Articular cartilage is highly resilient connective tissue with unique mechanical properties which facilitate the mobility of the human body. The avascular structure and low metabolic activity of this tissue resulted in limited capability of this tissue for self-regeneration and repair. Early treatment approaches lead to unpredictable outcomes which are substantially interrelated with age, gender and physical conditions of patients. Tissue engineering approaches are therefore deemed to be more efficient for in vitro or in vivo regeneration of cartilage. Clinical studies on the commercially available biomaterials for cartilage tissue engineering showed that in the most of cases, the long-term final outcomes are unpredictable. The success rate in the best cases based on current results is 80 % for TruFit and 85 % for NeoCart.

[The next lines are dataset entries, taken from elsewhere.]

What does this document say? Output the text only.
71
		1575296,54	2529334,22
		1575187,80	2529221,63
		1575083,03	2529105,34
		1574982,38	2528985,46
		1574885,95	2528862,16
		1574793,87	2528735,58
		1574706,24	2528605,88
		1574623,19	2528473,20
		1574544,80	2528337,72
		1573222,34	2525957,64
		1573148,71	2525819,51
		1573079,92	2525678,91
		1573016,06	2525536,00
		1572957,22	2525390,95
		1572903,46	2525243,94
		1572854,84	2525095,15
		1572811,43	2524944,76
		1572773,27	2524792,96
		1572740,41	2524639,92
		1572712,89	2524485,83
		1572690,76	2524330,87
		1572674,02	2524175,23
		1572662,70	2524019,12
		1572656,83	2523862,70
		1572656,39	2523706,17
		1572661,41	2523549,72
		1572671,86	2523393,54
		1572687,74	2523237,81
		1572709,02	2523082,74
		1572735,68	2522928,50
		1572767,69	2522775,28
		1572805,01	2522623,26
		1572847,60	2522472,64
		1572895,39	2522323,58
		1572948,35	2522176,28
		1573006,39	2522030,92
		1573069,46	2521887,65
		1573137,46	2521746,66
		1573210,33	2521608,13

Many available treatments involve open surgery for transplantation of implant. The massive invasion in the joint has adverse impacts on the healing process of surgical knees. As a result, complicated rehabilitation protocols are generally recommended to patients after surgeries. The side effects of open surgeries and also not fully satisfied rehabilitation process in patients result in the failure of many treatment cases. Additionally, the defected cartilage may include an irregular shape that cannot be repaired by standard-sized scaffolds. Therefore, less invasive approaches such as injectable systems for delivery of cartilaginous construct to the defected site are favoured to tackle the current problems in cartilage tissue engineering. Injectable hydrogels have been contemplated as a non-invasive means for cartilage tissue engineering applicable for regular and irregular shaped cartilage lesions.